Variable selection for causal inference: Using penalized methods in observational studies to select confounders and improve causal estimates in policy evaluation contexts.
Post-selection inference: Methods for valid statistical inference after model selection by LASSO, including selective inference, sample splitting, and the debiased LASSO.
Ensemble and stacked LASSO: Combining predictions from multiple penalized models (e.g. via stacking or super learner) to improve predictive accuracy.

Students may also propose a related topic of their own, subject to discussion and approval.
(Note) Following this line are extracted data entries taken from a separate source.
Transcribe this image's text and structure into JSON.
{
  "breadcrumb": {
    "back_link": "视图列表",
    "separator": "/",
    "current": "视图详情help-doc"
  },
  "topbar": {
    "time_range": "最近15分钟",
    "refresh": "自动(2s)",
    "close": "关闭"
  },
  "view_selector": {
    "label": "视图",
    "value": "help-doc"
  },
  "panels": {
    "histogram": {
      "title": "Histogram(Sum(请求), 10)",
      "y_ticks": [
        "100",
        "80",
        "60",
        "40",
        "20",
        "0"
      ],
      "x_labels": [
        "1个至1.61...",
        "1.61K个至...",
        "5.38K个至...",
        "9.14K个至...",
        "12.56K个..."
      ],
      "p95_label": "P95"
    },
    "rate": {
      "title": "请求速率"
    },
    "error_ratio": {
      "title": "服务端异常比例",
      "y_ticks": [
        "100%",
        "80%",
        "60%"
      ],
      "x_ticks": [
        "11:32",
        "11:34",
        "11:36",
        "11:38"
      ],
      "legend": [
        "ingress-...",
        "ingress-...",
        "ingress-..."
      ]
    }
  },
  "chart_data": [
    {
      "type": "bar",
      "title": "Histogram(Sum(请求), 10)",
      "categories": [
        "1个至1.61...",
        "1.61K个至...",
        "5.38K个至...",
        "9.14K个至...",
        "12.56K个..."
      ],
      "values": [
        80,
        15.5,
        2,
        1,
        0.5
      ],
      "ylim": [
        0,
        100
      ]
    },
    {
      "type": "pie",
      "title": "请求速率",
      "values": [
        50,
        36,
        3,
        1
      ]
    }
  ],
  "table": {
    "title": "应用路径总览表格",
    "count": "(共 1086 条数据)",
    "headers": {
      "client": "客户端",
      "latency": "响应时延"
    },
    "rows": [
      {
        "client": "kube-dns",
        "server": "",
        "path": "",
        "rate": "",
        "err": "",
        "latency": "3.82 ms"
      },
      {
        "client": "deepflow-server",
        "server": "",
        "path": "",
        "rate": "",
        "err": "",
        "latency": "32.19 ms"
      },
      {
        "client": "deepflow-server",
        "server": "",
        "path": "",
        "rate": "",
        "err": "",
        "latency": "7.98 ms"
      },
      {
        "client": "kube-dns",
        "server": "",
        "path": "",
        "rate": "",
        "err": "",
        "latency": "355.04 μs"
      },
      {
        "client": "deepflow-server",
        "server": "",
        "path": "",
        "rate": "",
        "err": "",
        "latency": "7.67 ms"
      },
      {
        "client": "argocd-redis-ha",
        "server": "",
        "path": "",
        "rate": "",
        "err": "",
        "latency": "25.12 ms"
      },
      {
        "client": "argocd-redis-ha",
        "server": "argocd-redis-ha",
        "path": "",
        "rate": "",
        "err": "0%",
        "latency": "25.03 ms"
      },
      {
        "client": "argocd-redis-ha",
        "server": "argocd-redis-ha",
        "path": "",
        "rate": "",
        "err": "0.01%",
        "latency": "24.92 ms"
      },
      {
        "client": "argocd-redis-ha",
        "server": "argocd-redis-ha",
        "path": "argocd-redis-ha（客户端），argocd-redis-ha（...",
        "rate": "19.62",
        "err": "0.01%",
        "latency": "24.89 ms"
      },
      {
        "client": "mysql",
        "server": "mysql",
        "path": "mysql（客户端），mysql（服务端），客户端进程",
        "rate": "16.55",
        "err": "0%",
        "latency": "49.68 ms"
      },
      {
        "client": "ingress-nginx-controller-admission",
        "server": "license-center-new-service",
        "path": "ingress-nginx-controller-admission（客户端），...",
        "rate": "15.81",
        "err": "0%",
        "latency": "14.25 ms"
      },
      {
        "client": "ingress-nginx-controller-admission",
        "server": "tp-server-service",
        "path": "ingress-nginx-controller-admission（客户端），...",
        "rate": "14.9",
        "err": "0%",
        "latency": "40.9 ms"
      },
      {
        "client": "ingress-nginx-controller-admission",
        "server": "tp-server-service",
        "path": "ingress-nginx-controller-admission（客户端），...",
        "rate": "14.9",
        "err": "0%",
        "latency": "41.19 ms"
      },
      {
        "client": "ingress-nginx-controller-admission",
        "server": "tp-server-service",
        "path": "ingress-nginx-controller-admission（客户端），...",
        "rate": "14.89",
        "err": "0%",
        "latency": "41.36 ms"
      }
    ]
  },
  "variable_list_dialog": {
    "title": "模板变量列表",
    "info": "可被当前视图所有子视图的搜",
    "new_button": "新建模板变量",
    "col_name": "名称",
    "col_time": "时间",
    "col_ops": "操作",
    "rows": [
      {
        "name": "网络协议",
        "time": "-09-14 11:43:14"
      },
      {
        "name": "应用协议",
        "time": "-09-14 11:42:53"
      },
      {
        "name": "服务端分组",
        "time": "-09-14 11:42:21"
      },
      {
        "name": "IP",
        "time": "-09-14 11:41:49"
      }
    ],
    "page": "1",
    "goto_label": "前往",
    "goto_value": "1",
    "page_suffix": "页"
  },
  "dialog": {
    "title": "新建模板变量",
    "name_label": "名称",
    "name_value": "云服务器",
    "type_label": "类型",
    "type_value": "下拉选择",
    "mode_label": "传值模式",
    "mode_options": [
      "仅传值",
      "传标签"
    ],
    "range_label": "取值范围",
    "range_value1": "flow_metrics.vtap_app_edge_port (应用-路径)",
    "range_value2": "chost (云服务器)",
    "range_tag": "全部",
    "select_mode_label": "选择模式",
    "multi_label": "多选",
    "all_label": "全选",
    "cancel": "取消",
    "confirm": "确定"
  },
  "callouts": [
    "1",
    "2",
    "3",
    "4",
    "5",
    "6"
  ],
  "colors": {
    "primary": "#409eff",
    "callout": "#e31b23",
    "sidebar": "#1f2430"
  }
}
Mode of Operation and Evidence of Learning

The individual project will involve independent reading, critical thinking, and sustained investigation of a focused problem. Depending on the topic chosen, the work may involve methodological comparison, simulation design, analysis of real data, or implementation of algorithms in R. Students will demonstrate their understanding through a written account of the work, supported where appropriate by figures, tables, code, and critical discussion of methods, assumptions, and limitations.

Prerequisites and Co-requisites

Prerequisites: Familiarity with the R statistical software and interest in data science.

Additional information

If you would like more information about this project, please contact me at emmanuel.ogundimu@durham.ac.uk.

Resources

Tibshirani, R. (1996). Regression shrinkage and selection via the lasso. J. R. Stat. Soc. Series B, 58(1), 267–288.
Friedman, J., Hastie, T. and Tibshirani, R. (2010). Regularization paths for generalized linear models via coordinate descent. J. Stat. Softw., 33(1), 1–22.
Hastie, T., Tibshirani, R. and Wainwright, M. (2015). Statistical Learning with Sparsity: The Lasso and Generalizations. Chapman & Hall / CRC.
Breheny, P. and Huang, J. (2011). Coordinate descent algorithms for nonconvex penalized regression, with applications to biological feature selection. Ann. Appl. Stat., 5(1), 232–253.
Freijeiro-González, L., Febrero-Bande, M. and González-Manteiga, W. (2022). A critical review of LASSO and its derivatives for variable selection under dependence among covariates. Int. Stat. Rev., 90(1), 118–145.
Vidaurre, D., Bielza, C. and Larrañaga, P. (2013). A survey of L1 regression. Int. Stat. Rev., 81, 361–387.